To an uncomfortable extent Markey is right. Rep. Robert Dornan, for instance, is president of the American Space Frontiers PAC, which raises and distributes money to promote the Strategic Defense Initiative. Although it has given out $57,000 to candidates, more money in the past two elections than both of Markey’s PACs together did in the last three, that still amounts to only 81/2 percent of what it has taken in. Dornan too has used the mailing lists of the PAC for his own campaign, raising as much as $40,000 from the PAC list in his last House election race.
There are, however, a few PACs that have proven that even within today’s corrupting campaign finance system there are more honest and effective ways of leaving a mark. The Council for a Liveable World and its affiliated PAC, Peace PAC, for example, raise money around many of the same issues as the U.S. Committee Against Nuclear War. In 1984, Peace PAC raised $374,000 and gave out $101,000, even though its house list is half the size of the Markey PAC. It does its own direct mail, which it pays for through other mailings, low-cost fundraisers, and contributions from larger donors. Most of their direct mail letters ask donors to make out their checks not to the PAC but directly to the candidates. The PAC then bundles them together as one contribution and forwards them to the needy campaigns, usually as $5,000 contributions.
PACs might be encouraged to be more forthcoming if they were required to file their direct mail solicitations with the Federal Elections Commission. The prospect of an opposition candidate waving a letter in the air, decrying the fraud perpetrated on the people and the cause, might make members more careful about the claims they make. Larry Sabato, of the University of Virginia, also proposes that the federal government require of PACs what some state governments do of charities: that the organization be required to list on solicitation letters how much of its budget goes to administrative costs.
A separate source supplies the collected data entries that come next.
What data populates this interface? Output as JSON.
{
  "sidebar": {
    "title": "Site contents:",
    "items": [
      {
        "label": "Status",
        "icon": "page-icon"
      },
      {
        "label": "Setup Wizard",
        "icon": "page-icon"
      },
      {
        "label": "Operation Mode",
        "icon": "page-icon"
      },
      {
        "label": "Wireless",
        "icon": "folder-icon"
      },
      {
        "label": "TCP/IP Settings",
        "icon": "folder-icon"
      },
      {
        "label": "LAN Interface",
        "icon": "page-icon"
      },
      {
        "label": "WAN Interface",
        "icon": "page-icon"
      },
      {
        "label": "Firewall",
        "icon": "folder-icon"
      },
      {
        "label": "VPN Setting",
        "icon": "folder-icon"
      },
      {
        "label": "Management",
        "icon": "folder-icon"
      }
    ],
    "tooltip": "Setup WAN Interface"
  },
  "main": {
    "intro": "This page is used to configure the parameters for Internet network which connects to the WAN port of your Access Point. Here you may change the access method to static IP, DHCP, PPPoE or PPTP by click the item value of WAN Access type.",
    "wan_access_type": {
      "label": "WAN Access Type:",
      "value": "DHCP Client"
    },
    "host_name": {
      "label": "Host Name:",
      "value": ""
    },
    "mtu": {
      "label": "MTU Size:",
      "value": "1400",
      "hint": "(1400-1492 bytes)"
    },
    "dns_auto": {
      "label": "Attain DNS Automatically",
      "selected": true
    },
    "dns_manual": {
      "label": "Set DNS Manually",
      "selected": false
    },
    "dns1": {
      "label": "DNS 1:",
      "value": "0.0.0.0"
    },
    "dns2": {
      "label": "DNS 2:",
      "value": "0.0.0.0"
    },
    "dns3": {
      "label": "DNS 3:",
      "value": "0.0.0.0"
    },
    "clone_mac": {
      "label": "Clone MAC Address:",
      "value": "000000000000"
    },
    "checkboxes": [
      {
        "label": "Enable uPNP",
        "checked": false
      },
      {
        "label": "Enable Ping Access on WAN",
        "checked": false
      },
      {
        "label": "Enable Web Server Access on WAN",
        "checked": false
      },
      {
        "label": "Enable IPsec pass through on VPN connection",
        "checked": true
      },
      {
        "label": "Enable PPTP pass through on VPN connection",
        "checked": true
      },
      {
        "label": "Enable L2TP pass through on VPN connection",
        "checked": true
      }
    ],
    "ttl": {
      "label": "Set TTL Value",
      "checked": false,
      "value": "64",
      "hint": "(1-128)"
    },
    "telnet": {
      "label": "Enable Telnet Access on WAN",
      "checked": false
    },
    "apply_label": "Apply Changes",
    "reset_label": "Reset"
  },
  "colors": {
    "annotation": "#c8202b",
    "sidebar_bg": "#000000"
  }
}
Rep. Andy Ireland, a conservative Democrat turned Republican, was able to see what liberal populist Ed Markey could not. After running his America’s Small Business PAC for two years and seeing that most of the money was going to pay a direct mail firm, he disbanded the PAC. “There comes a point when you have to decide what your’re in business for,” says a spokesman for Ireland, Ed Morabito. “If you’re there just to raise money, but not for your original goal, then you should be out of business.”